Sometimes, doing the right thing is just way too hard. So you have use the best approximate substitute available. When you can’t fly like a bird, you can aspire to be a frog that can jump really high, or a flying squirrel.
Decision-making is like that. There is, in my opinion, a “right way” to do decision-making in complex, dynamic environments (VUCA conditions — Volatility, Uncertainty, Complexity, Ambiguity), but most of the time, the right way is way too hard. So like most people, I use approximations tailored to current conditions (I am partial to the geeky joke that life isn’t just hard, it’s NP-hard).

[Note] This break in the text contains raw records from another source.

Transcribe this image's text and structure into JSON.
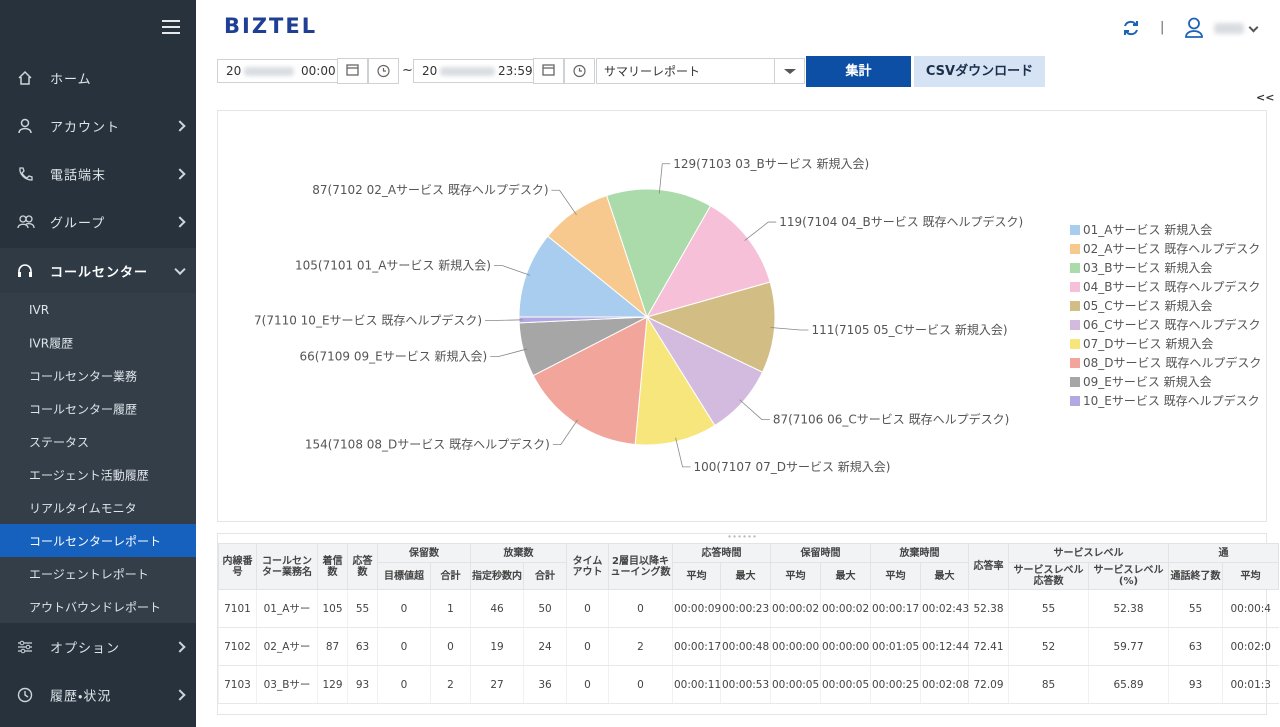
{
  "sidebar": {
    "top": [
      "ホーム",
      "アカウント",
      "電話端末",
      "グループ",
      "コールセンター"
    ],
    "submenu": [
      "IVR",
      "IVR履歴",
      "コールセンター業務",
      "コールセンター履歴",
      "ステータス",
      "エージェント活動履歴",
      "リアルタイムモニタ",
      "コールセンターレポート",
      "エージェントレポート",
      "アウトバウンドレポート"
    ],
    "bottom": [
      "オプション",
      "履歴・状況"
    ]
  },
  "header": {
    "logo": "BIZTEL",
    "separator": "|"
  },
  "filters": {
    "start_date": "20",
    "start_time": "00:00",
    "range_sep": "~",
    "end_date": "20",
    "end_time": "23:59",
    "report": "サマリーレポート",
    "submit": "集計",
    "csv": "CSVダウンロード",
    "collapse": "<<"
  },
  "chart_data": {
    "type": "pie",
    "categories": [
      "01_Aサービス 新規入会",
      "02_Aサービス 既存ヘルプデスク",
      "03_Bサービス 新規入会",
      "04_Bサービス 既存ヘルプデスク",
      "05_Cサービス 新規入会",
      "06_Cサービス 既存ヘルプデスク",
      "07_Dサービス 新規入会",
      "08_Dサービス 既存ヘルプデスク",
      "09_Eサービス 新規入会",
      "10_Eサービス 既存ヘルプデスク"
    ],
    "values": [
      105,
      87,
      129,
      119,
      111,
      87,
      100,
      154,
      66,
      7
    ],
    "value_labels": [
      "105(7101 01_Aサービス 新規入会)",
      "87(7102 02_Aサービス 既存ヘルプデスク)",
      "129(7103 03_Bサービス 新規入会)",
      "119(7104 04_Bサービス 既存ヘルプデスク)",
      "111(7105 05_Cサービス 新規入会)",
      "87(7106 06_Cサービス 既存ヘルプデスク)",
      "100(7107 07_Dサービス 新規入会)",
      "154(7108 08_Dサービス 既存ヘルプデスク)",
      "66(7109 09_Eサービス 新規入会)",
      "7(7110 10_Eサービス 既存ヘルプデスク)"
    ],
    "colors": [
      "#a9cdee",
      "#f8c98e",
      "#acdbab",
      "#f7c0d9",
      "#d2bd84",
      "#d3bbdf",
      "#f6e67c",
      "#f2a59a",
      "#a6a6a6",
      "#b3a9e2"
    ],
    "legend": "right"
  },
  "table": {
    "columns": [
      {
        "label": "内線番号"
      },
      {
        "label": "コールセンター業務名"
      },
      {
        "label": "着信数"
      },
      {
        "label": "応答数"
      },
      {
        "label": "保留数",
        "sub": [
          "目標値超",
          "合計"
        ]
      },
      {
        "label": "放棄数",
        "sub": [
          "指定秒数内",
          "合計"
        ]
      },
      {
        "label": "タイムアウト"
      },
      {
        "label": "2層目以降キューイング数"
      },
      {
        "label": "応答時間",
        "sub": [
          "平均",
          "最大"
        ]
      },
      {
        "label": "保留時間",
        "sub": [
          "平均",
          "最大"
        ]
      },
      {
        "label": "放棄時間",
        "sub": [
          "平均",
          "最大"
        ]
      },
      {
        "label": "応答率"
      },
      {
        "label": "サービスレベル",
        "sub": [
          "サービスレベル応答数",
          "サービスレベル(%)"
        ]
      },
      {
        "label": "通",
        "sub": [
          "通話終了数",
          "平均"
        ]
      }
    ],
    "rows": [
      [
        "7101",
        "01_Aサー",
        "105",
        "55",
        "0",
        "1",
        "46",
        "50",
        "0",
        "0",
        "00:00:09",
        "00:00:23",
        "00:00:02",
        "00:00:02",
        "00:00:17",
        "00:02:43",
        "52.38",
        "55",
        "52.38",
        "55",
        "00:00:4"
      ],
      [
        "7102",
        "02_Aサー",
        "87",
        "63",
        "0",
        "0",
        "19",
        "24",
        "0",
        "2",
        "00:00:17",
        "00:00:48",
        "00:00:00",
        "00:00:00",
        "00:01:05",
        "00:12:44",
        "72.41",
        "52",
        "59.77",
        "63",
        "00:02:0"
      ],
      [
        "7103",
        "03_Bサー",
        "129",
        "93",
        "0",
        "2",
        "27",
        "36",
        "0",
        "0",
        "00:00:11",
        "00:00:53",
        "00:00:05",
        "00:00:05",
        "00:00:25",
        "00:02:08",
        "72.09",
        "85",
        "65.89",
        "93",
        "00:01:3"
      ]
    ]
  }
}
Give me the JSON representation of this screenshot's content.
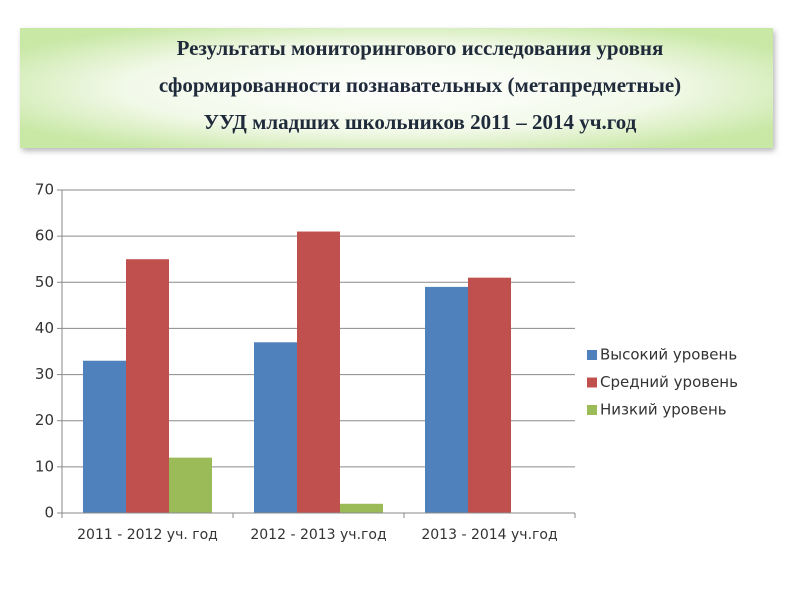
{
  "chart_data": {
    "type": "bar",
    "title": [
      "Результаты мониторингового исследования уровня",
      "сформированности  познавательных (метапредметные)",
      "УУД младших школьников 2011 – 2014 уч.год"
    ],
    "categories": [
      "2011 - 2012 уч. год",
      "2012 - 2013 уч.год",
      "2013 - 2014 уч.год"
    ],
    "series": [
      {
        "name": "Высокий уровень",
        "color": "#4f81bd",
        "values": [
          33,
          37,
          49
        ]
      },
      {
        "name": "Средний уровень",
        "color": "#c0504d",
        "values": [
          55,
          61,
          51
        ]
      },
      {
        "name": "Низкий уровень",
        "color": "#9bbb59",
        "values": [
          12,
          2,
          0
        ]
      }
    ],
    "ylim": [
      0,
      70
    ],
    "yticks": [
      0,
      10,
      20,
      30,
      40,
      50,
      60,
      70
    ],
    "grid": true,
    "legend": "right"
  }
}
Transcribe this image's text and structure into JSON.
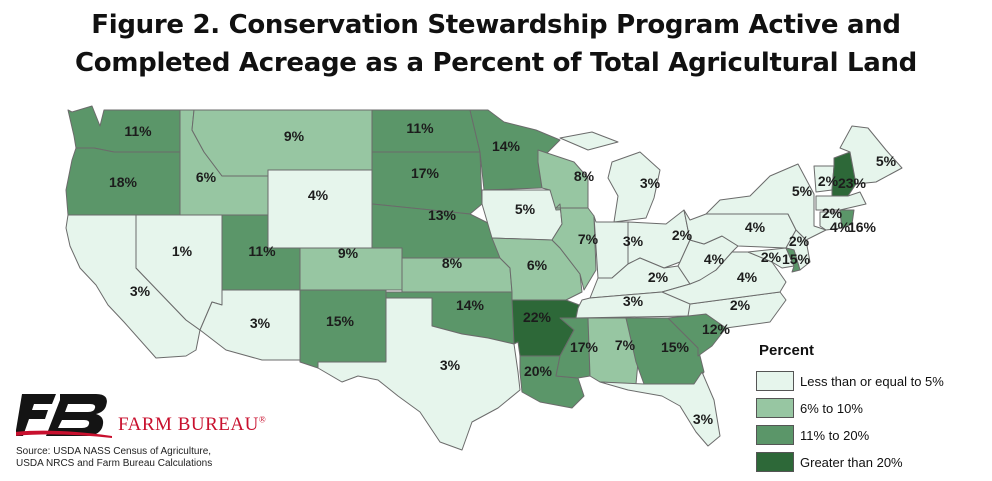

To explain the right way and the approximate way, it helps to think in terms of high-speed maneuvering as a metaphor. Think of the dog-fighting in-an-asteroid-field scene in Star Wars. There are unpredictable moving obstacles and adversaries in the environment, and potential/kinetic energy considerations arising from the physics and energy levels of your own vehicle.
The “right” way to engage such a domain is with high situation awareness and calm mindfulness. Such a mental state allows you to maneuver smoothly and efficiently, with surgically precise moves that minimize entropy generation while achieving your objectives. This is the peak-flow-state, with your OODA-loop humming away at Enlightenment Level 42.
Unfortunately, if you’re like me, you’re in that state perhaps 1% of the time. What do you do at other times?